Q&A: Providence
Providence
Question
From the Rabbi’s remarks in several places, it seems that there is no reason to assume divine intervention in the world nowadays. (And throughout the generations there were commentators who denied every miracle. Maimonides believed only in the miracles recorded in Scripture; more radical commentators such as Gersonides and Abarbanel tried to explain even the splitting of the Sea and the Ten Plagues in natural terms.)
This is indeed a very plausible assumption on the factual level.
However, even Maimonides, who wrote that individual providence applies only to great righteous people, is the one who ruled (following the Talmud) that one fasts over a calamity that comes upon the community. He even calls cruel someone who does not repent and awaken in response to difficult things that happen.
How can this be reconciled with his view of providence? Is it not possible that there is a plague that is not a decree from Heaven? Or floods, or famine, or war that are natural?
Perhaps he distinguished between providence over an individual and over the community?
And if so, what is your attitude toward this halakhic ruling of Maimonides?

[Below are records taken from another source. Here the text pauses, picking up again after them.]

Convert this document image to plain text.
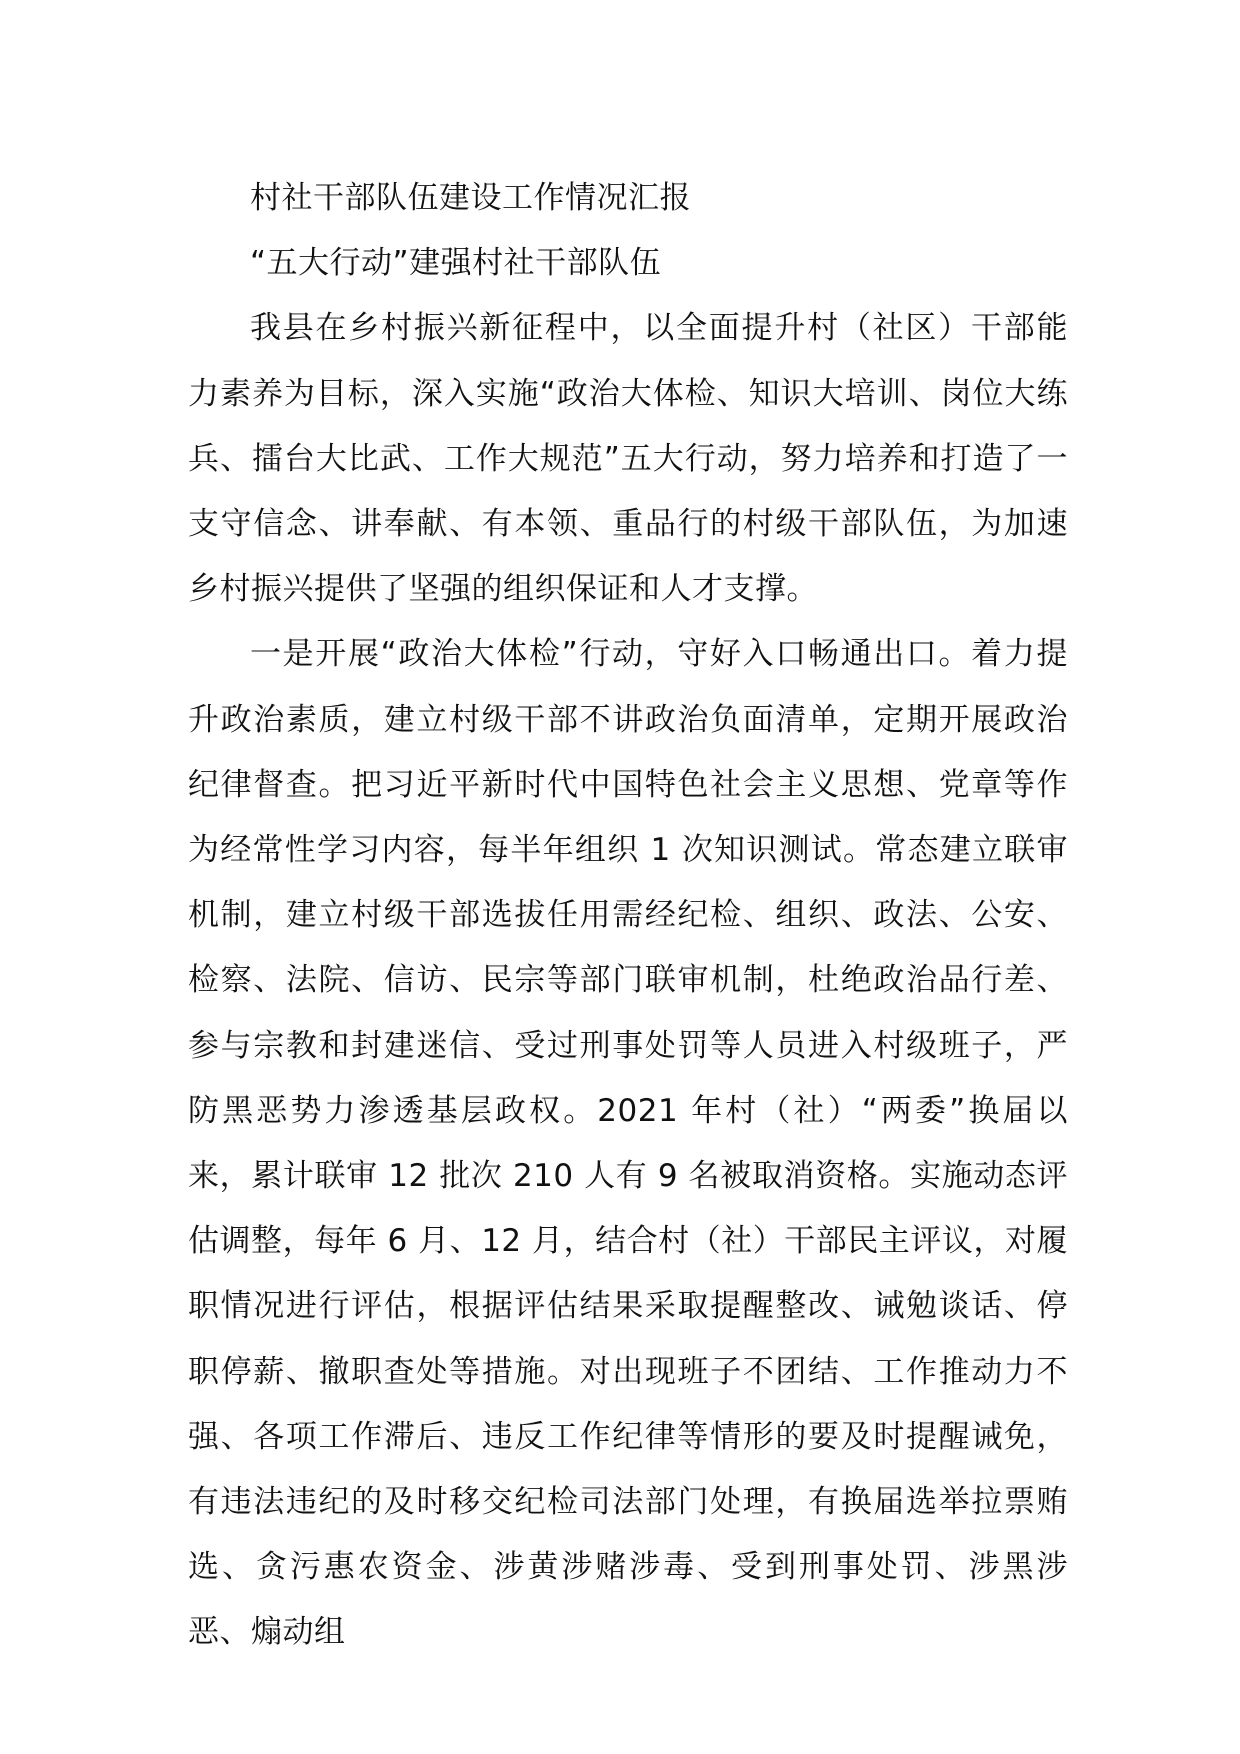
村社干部队伍建设工作情况汇报
“五大行动”建强村社干部队伍

我县在乡村振兴新征程中，以全面提升村（社区）干部能力素养为目标，深入实施“政治大体检、知识大培训、岗位大练兵、擂台大比武、工作大规范”五大行动，努力培养和打造了一支守信念、讲奉献、有本领、重品行的村级干部队伍，为加速乡村振兴提供了坚强的组织保证和人才支撑。

一是开展“政治大体检”行动，守好入口畅通出口。着力提升政治素质，建立村级干部不讲政治负面清单，定期开展政治纪律督查。把习近平新时代中国特色社会主义思想、党章等作为经常性学习内容，每半年组织 1 次知识测试。常态建立联审机制，建立村级干部选拔任用需经纪检、组织、政法、公安、检察、法院、信访、民宗等部门联审机制，杜绝政治品行差、参与宗教和封建迷信、受过刑事处罚等人员进入村级班子，严防黑恶势力渗透基层政权。2021 年村（社）“两委”换届以来，累计联审 12 批次 210 人有 9 名被取消资格。实施动态评估调整，每年 6 月、12 月，结合村（社）干部民主评议，对履职情况进行评估，根据评估结果采取提醒整改、诫勉谈话、停职停薪、撤职查处等措施。对出现班子不团结、工作推动力不强、各项工作滞后、违反工作纪律等情形的要及时提醒诫免，有违法违纪的及时移交纪检司法部门处理，有换届选举拉票贿选、贪污惠农资金、涉黄涉赌涉毒、受到刑事处罚、涉黑涉恶、煽动组
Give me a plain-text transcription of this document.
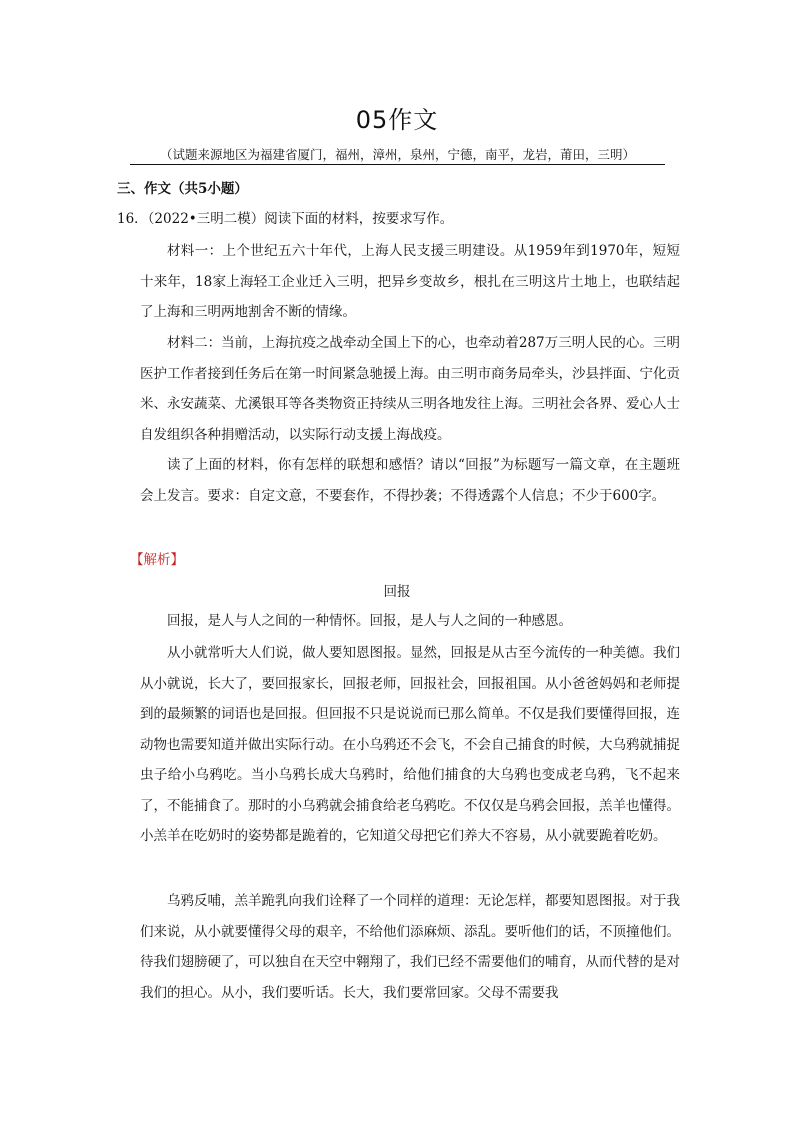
05作文
（试题来源地区为福建省厦门，福州，漳州，泉州，宁德，南平，龙岩，莆田，三明）
三、作文（共5小题）
16．（2022•三明二模）阅读下面的材料，按要求写作。
材料一：上个世纪五六十年代，上海人民支援三明建设。从1959年到1970年，短短十来年，18家上海轻工企业迁入三明，把异乡变故乡，根扎在三明这片土地上，也联结起了上海和三明两地割舍不断的情缘。
材料二：当前，上海抗疫之战牵动全国上下的心，也牵动着287万三明人民的心。三明医护工作者接到任务后在第一时间紧急驰援上海。由三明市商务局牵头，沙县拌面、宁化贡米、永安蔬菜、尤溪银耳等各类物资正持续从三明各地发往上海。三明社会各界、爱心人士自发组织各种捐赠活动，以实际行动支援上海战疫。
读了上面的材料，你有怎样的联想和感悟？请以“回报”为标题写一篇文章，在主题班会上发言。要求：自定文意，不要套作，不得抄袭；不得透露个人信息；不少于600字。
【解析】
回报
回报，是人与人之间的一种情怀。回报，是人与人之间的一种感恩。
从小就常听大人们说，做人要知恩图报。显然，回报是从古至今流传的一种美德。我们从小就说，长大了，要回报家长，回报老师，回报社会，回报祖国。从小爸爸妈妈和老师提到的最频繁的词语也是回报。但回报不只是说说而已那么简单。不仅是我们要懂得回报，连动物也需要知道并做出实际行动。在小乌鸦还不会飞，不会自己捕食的时候，大乌鸦就捕捉虫子给小乌鸦吃。当小乌鸦长成大乌鸦时，给他们捕食的大乌鸦也变成老乌鸦，飞不起来了，不能捕食了。那时的小乌鸦就会捕食给老乌鸦吃。不仅仅是乌鸦会回报，羔羊也懂得。小羔羊在吃奶时的姿势都是跪着的，它知道父母把它们养大不容易，从小就要跪着吃奶。
乌鸦反哺，羔羊跪乳向我们诠释了一个同样的道理：无论怎样，都要知恩图报。对于我们来说，从小就要懂得父母的艰辛，不给他们添麻烦、添乱。要听他们的话，不顶撞他们。待我们翅膀硬了，可以独自在天空中翱翔了，我们已经不需要他们的哺育，从而代替的是对我们的担心。从小，我们要听话。长大，我们要常回家。父母不需要我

Do you see October 7 as an event because of which people should awaken to repentance and prayer, or as something natural—Arabs who hate us, and we simply closed our eyes instead of seeing and preparing?
Answer
It is possible that his intention is that one should act as though it comes from Heaven, in order to awaken to repentance. But I do not deal with reconciling the views of the medieval authorities on matters of belief. That does not interest me. This is not Jewish law but a theological statement. As for October 7, both answers are correct. It is Arabs who hate us, but there is also an opportunity here to repent. Not in order to be saved, but in order to improve.
Discussion on Answer
That is the Jewish law. The statement about what the matter means is theological.
What do you mean, this is not Jewish law but a theological statement? It is Jewish law that he says one is obligated to fast and sound the alarm. This is a halakhic conclusion from the Talmud in Ta’anit regarding any calamity that comes upon the community.